Will the hotel owners find that they have ‘friends in low places’?
By Zafrir Rinat

The government will promote a plan to harvest the salt from industrial evaporation pools near the Dead Sea, in a bid to prevent the pools from flooding the hotels at the sea’s southern end, Prime Minister Benjamin Netanyahu announced yesterday.

The water level in the pools has been rising steadily due to the accumulation of salt.
dead sea – AP – June 28 2011

Prime Minister Benjamin Netanyahu during his visit to the Dead Sea yesterday.
Photo by: AP

The question of who will finance the estimated NIS 5.4 billion project – the government or the company that runs the pools, Dead Sea Works – has yet to be resolved.

Netanyahu, who spoke during a tour of the area, said he will appoint an interministerial task force to draft a detailed proposal for collecting the salt and ask it to submit its conclusions in three weeks.

“Previous governments talked about this problem, but we intend to act,” he said.

Shimi Daniel, who heads a government company tasked with preserving the Dead Sea, told Netanyahu the matter is urgent.

“If the [salt] harvesting plan isn’t implemented by 2017, it will no longer be possible keep raising the earthworks that protect the hotels from flooding,” he said.

Dead Sea Works representatives who participated in the tour said the company is willing to bear some of the costs, but not all. Several ministers, led by Environmental Protection Minister Gilad Erdan, countered that the company should cover most or all of the costs, since it is the one that profits from extracting the sea’s minerals, and the extraction process is what causes the salt to accumulate.
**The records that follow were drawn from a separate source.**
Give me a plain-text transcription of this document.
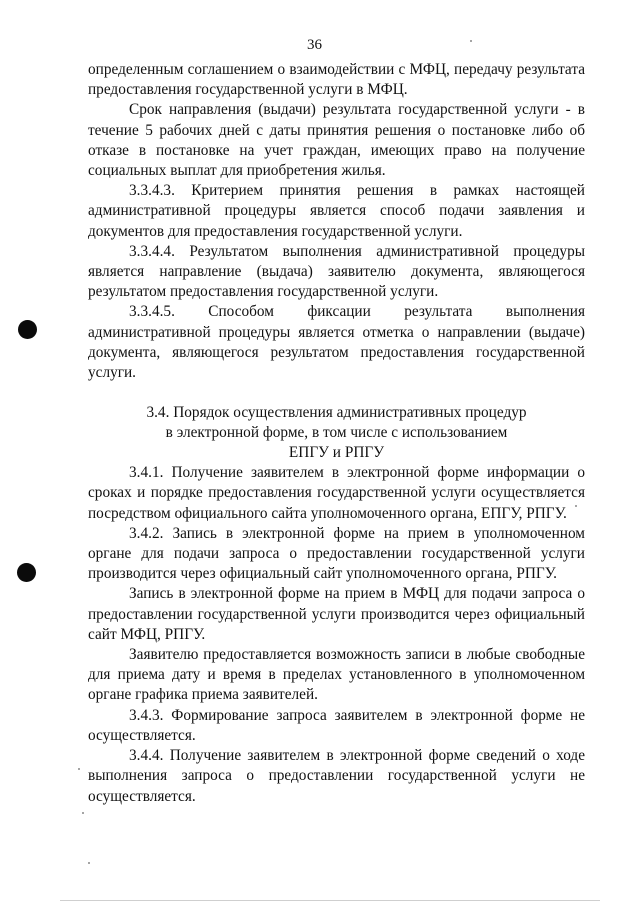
36

определенным соглашением о взаимодействии с МФЦ, передачу результата предоставления государственной услуги в МФЦ.

Срок направления (выдачи) результата государственной услуги - в течение 5 рабочих дней с даты принятия решения о постановке либо об отказе в постановке на учет граждан, имеющих право на получение социальных выплат для приобретения жилья.

3.3.4.3. Критерием принятия решения в рамках настоящей административной процедуры является способ подачи заявления и документов для предоставления государственной услуги.

3.3.4.4. Результатом выполнения административной процедуры является направление (выдача) заявителю документа, являющегося результатом предоставления государственной услуги.

3.3.4.5. Способом фиксации результата выполнения административной процедуры является отметка о направлении (выдаче) документа, являющегося результатом предоставления государственной услуги.

3.4. Порядок осуществления административных процедур
в электронной форме, в том числе с использованием
ЕПГУ и РПГУ

3.4.1. Получение заявителем в электронной форме информации о сроках и порядке предоставления государственной услуги осуществляется посредством официального сайта уполномоченного органа, ЕПГУ, РПГУ.

3.4.2. Запись в электронной форме на прием в уполномоченном органе для подачи запроса о предоставлении государственной услуги производится через официальный сайт уполномоченного органа, РПГУ.

Запись в электронной форме на прием в МФЦ для подачи запроса о предоставлении государственной услуги производится через официальный сайт МФЦ, РПГУ.

Заявителю предоставляется возможность записи в любые свободные для приема дату и время в пределах установленного в уполномоченном органе графика приема заявителей.

3.4.3. Формирование запроса заявителем в электронной форме не осуществляется.

3.4.4. Получение заявителем в электронной форме сведений о ходе выполнения запроса о предоставлении государственной услуги не осуществляется.
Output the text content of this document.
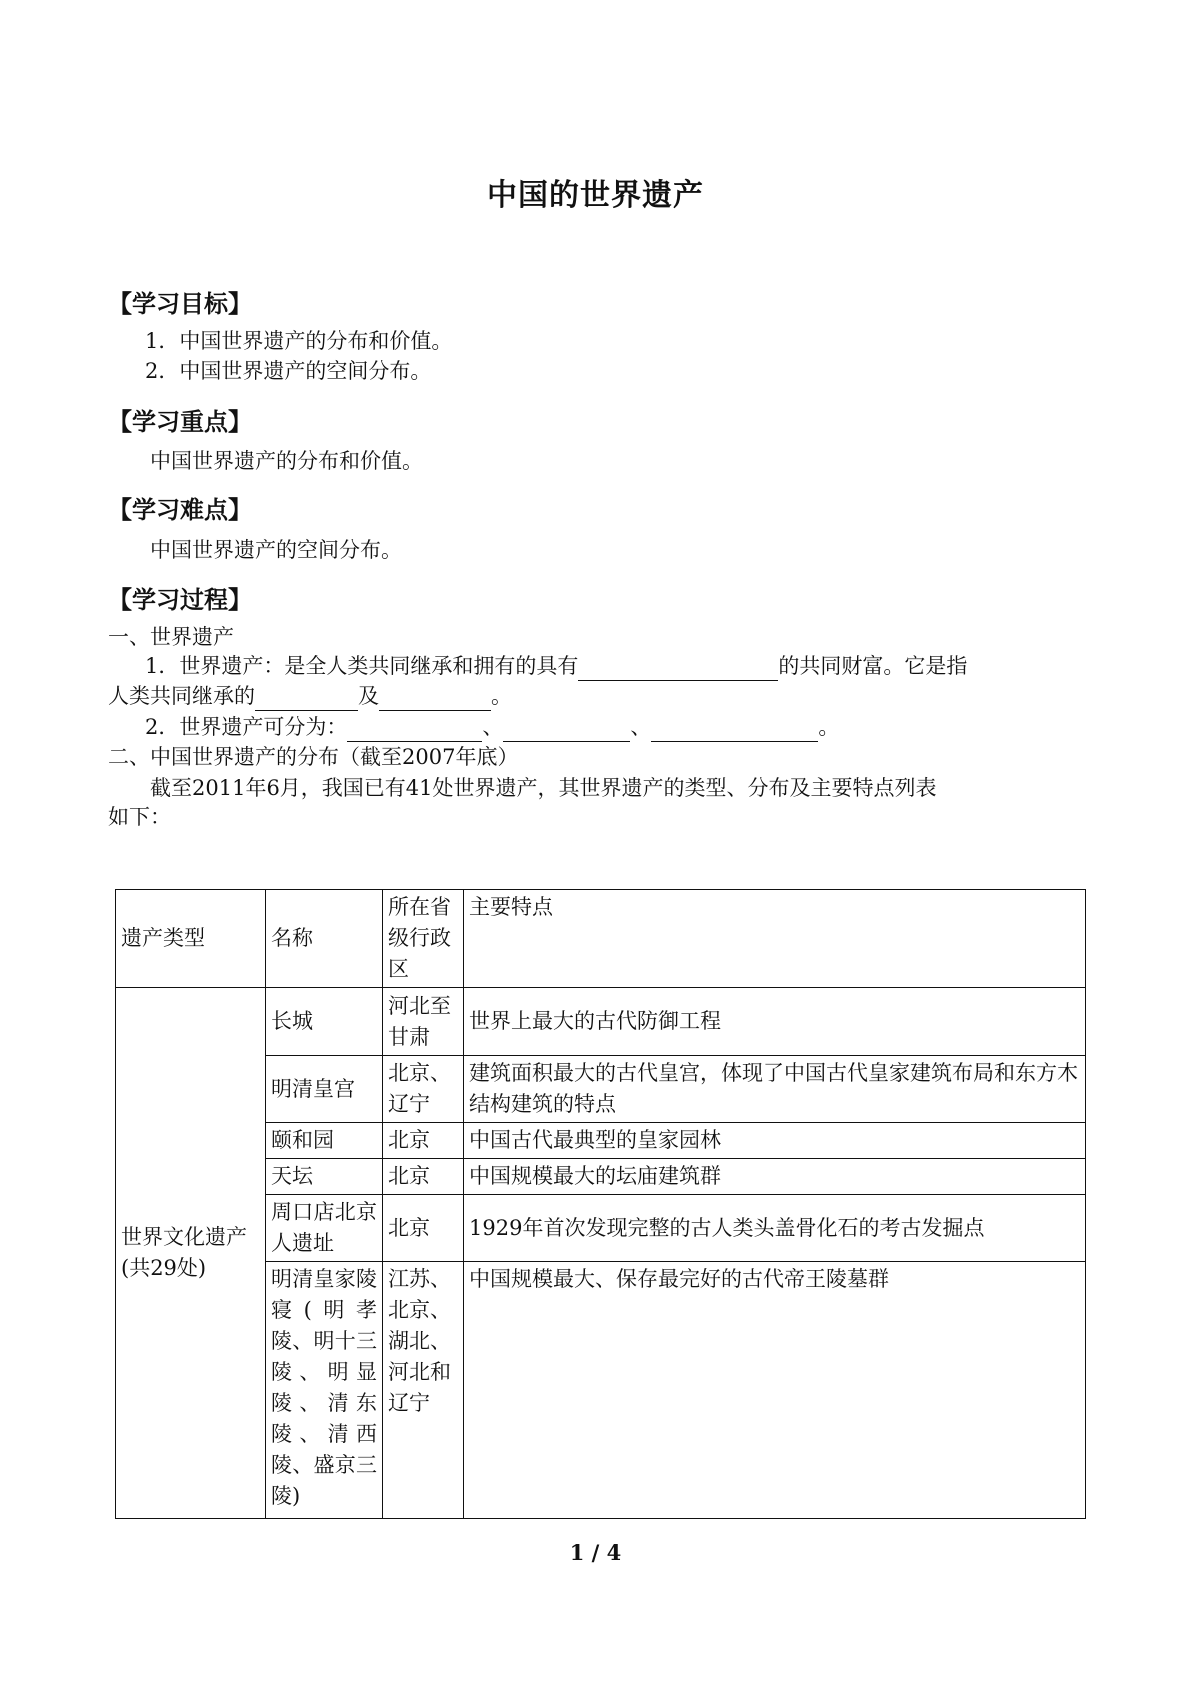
中国的世界遗产
【学习目标】
1．中国世界遗产的分布和价值。
2．中国世界遗产的空间分布。
【学习重点】
中国世界遗产的分布和价值。
【学习难点】
中国世界遗产的空间分布。
【学习过程】
一、世界遗产
1．世界遗产：是全人类共同继承和拥有的具有	的共同财富。它是指
人类共同继承的	及	。
2．世界遗产可分为：	、	、	。
二、中国世界遗产的分布（截至2007年底）
截至2011年6月，我国已有41处世界遗产，其世界遗产的类型、分布及主要特点列表
如下：
遗产类型	名称	所在省级行政区	主要特点
世界文化遗产(共29处)	长城	河北至甘肃	世界上最大的古代防御工程
	明清皇宫	北京、辽宁	建筑面积最大的古代皇宫，体现了中国古代皇家建筑布局和东方木结构建筑的特点
	颐和园	北京	中国古代最典型的皇家园林
	天坛	北京	中国规模最大的坛庙建筑群
	周口店北京人遗址	北京	1929年首次发现完整的古人类头盖骨化石的考古发掘点
	明清皇家陵寝(明孝陵、明十三陵、明显陵、清东陵、清西陵、盛京三陵)	江苏、北京、湖北、河北和辽宁	中国规模最大、保存最完好的古代帝王陵墓群
1 / 4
Dead Sea Works has applied for a permit to set up another evaporation pool, and a Finance Ministry official proposed granting this permit on condition that the company agree to finance the salt collection. But Erdan objected vehemently to this proposal.

Netanyahu said the government will try to solve the financing problem by agreement, but if it fails, “we’ll consider all options, including legal ones.”